Last month, the Philippine Congress passed a law defining the archipelago’s baselines to buttress its claims on part of the Spratlys.
The new Philippine law was sharply criticised by China and Vietnam, the other rival claimant to the Spratlys.
The baselines law was passed ahead of a global deadline in May for all countries to make their territorial claims compliant with the United Nations Convention on the Law of the Sea. China ratified its baselines long ago, as have many countries.
In the Spratlys, the Philippines claims nine islands in the so-called Kalayaan group -these are thought to be particularly rich in fossil fuels -and the Scarborough Shoal near a shipping lane.
China claims all of about 100 Spratly islets, reefs and atolls and says they have belonged to the country since the Han dynasty (206BC to AD220) when the Chinese people named the islands Nansha.
Malaysia also underlined its claim on two Spratly reefs, which prime minister Abdullah Badawi visited earlier this month. The Spratlys are also claimed in whole or in part by Brunei and Taiwan.
To reinforce their claims, most countries contesting the Spratlys have built garrisons and other structures, some are just shacks on stilts sunk into reefs.
The Spratlys have been a regional flashpoint for years, though there have been no deadly encounters for over two decades.
In 2002, Asean and China signed a landmark code of conduct on the Spratlys that effectively defused a potential flashpoint, though it did not offer a resolution to the dispute.

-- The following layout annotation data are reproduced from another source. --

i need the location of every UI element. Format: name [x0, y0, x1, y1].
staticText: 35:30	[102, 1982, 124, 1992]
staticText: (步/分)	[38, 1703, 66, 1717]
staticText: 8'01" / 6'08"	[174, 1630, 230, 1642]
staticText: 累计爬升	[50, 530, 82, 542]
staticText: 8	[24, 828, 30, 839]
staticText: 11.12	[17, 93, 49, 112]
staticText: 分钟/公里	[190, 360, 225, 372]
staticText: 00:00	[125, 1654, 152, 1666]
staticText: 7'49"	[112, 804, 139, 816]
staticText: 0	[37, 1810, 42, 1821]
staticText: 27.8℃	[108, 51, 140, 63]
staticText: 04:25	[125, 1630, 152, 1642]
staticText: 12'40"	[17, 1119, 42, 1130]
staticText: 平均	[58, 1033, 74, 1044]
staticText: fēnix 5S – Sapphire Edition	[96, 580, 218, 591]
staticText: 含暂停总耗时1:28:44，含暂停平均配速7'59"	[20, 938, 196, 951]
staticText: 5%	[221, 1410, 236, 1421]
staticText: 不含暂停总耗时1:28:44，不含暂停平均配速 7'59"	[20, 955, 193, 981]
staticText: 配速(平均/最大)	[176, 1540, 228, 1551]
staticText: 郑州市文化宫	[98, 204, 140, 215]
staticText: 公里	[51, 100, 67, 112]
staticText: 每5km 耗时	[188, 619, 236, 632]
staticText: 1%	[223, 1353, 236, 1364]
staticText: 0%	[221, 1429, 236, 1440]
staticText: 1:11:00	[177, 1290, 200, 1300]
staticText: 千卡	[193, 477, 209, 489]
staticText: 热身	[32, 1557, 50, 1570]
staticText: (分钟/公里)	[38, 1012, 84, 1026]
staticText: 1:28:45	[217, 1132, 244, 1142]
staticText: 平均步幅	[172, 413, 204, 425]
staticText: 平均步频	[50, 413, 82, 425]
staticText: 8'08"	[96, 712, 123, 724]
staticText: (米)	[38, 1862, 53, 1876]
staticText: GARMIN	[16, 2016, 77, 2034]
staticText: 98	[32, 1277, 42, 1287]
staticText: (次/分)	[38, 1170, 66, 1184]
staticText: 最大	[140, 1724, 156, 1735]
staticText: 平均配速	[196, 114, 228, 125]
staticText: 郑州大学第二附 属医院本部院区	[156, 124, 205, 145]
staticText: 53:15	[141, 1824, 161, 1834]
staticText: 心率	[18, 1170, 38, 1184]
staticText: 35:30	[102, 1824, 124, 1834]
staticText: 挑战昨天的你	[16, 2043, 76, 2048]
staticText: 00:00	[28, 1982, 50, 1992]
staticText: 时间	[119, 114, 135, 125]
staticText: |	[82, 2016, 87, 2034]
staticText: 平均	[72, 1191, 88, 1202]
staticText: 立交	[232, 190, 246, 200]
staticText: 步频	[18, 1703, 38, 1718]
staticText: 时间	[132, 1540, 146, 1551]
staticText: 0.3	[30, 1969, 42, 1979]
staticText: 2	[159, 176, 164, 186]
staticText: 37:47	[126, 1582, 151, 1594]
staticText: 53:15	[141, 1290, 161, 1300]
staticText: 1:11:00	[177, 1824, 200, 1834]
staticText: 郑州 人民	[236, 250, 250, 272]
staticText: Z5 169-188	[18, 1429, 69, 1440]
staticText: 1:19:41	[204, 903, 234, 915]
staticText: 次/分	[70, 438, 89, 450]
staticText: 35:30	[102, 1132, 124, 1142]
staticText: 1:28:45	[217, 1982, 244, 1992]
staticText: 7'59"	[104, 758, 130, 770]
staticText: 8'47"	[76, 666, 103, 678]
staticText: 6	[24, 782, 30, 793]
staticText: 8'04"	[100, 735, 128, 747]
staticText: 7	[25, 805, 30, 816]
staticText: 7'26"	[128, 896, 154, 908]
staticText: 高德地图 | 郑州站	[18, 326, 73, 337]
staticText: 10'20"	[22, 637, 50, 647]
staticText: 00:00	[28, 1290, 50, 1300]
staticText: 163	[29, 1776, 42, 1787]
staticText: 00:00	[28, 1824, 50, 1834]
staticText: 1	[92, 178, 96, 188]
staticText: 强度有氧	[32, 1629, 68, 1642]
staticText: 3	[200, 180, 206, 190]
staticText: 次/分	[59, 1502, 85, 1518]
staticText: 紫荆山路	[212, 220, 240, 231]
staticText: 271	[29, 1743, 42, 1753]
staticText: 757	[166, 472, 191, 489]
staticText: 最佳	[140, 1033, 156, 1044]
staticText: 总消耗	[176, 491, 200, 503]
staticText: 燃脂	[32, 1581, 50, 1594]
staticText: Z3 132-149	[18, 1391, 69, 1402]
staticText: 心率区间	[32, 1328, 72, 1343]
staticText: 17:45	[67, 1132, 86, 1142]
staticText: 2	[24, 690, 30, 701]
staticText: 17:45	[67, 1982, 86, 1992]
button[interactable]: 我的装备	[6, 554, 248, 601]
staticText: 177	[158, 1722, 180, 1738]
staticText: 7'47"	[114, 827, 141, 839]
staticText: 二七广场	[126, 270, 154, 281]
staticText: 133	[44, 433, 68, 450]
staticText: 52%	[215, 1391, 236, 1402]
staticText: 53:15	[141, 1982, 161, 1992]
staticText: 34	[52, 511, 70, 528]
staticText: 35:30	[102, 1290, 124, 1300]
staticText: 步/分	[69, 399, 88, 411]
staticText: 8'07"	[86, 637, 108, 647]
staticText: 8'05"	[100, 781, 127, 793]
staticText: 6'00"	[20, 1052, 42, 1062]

The declaration calls on claimants to refrain from any action that could inflame the dispute, including military build-ups and new construction.
“China believes the Philippines contravened the spirit of the declaration that claimants shouldn’t do anything to change the status quo,” said Professor Herman Kraft, an international relations specialist at the University of the Philippines. “But I think this isn’t anything more than
a message,” he added, referring to the dispatch of the patrol vessel by Beijing.
Chinese diplomats in Manila insist the patrol ship’s mission does not violate the declaration. “We sent the vessel to enhance our fishery protection programme and maritime surveillance,” said Ms Hua Ye, the Chinese Embassy”s spokesman.
Philippine officials, quoted in the local media, said the government may consult Asean and the US, with which it has a mutual defence treaty, on how to resolve the bilateral spat with China. But this is a delicate issue.
President Gloria Arroyo has assiduously courted China for trade and investments. Not so many years ago, China barely figured in the Philippine trade statistics, it is now this country’s third biggest trading partner.
Officials yesterday said a Chinese lawmaker has postponed his trip to the Philippines this week, but presidential spokesman Cerge Remonde stressed the decision has “nothing to do with the baselines law”. “Our diplomatic relations with China remain strong,” he told reporters.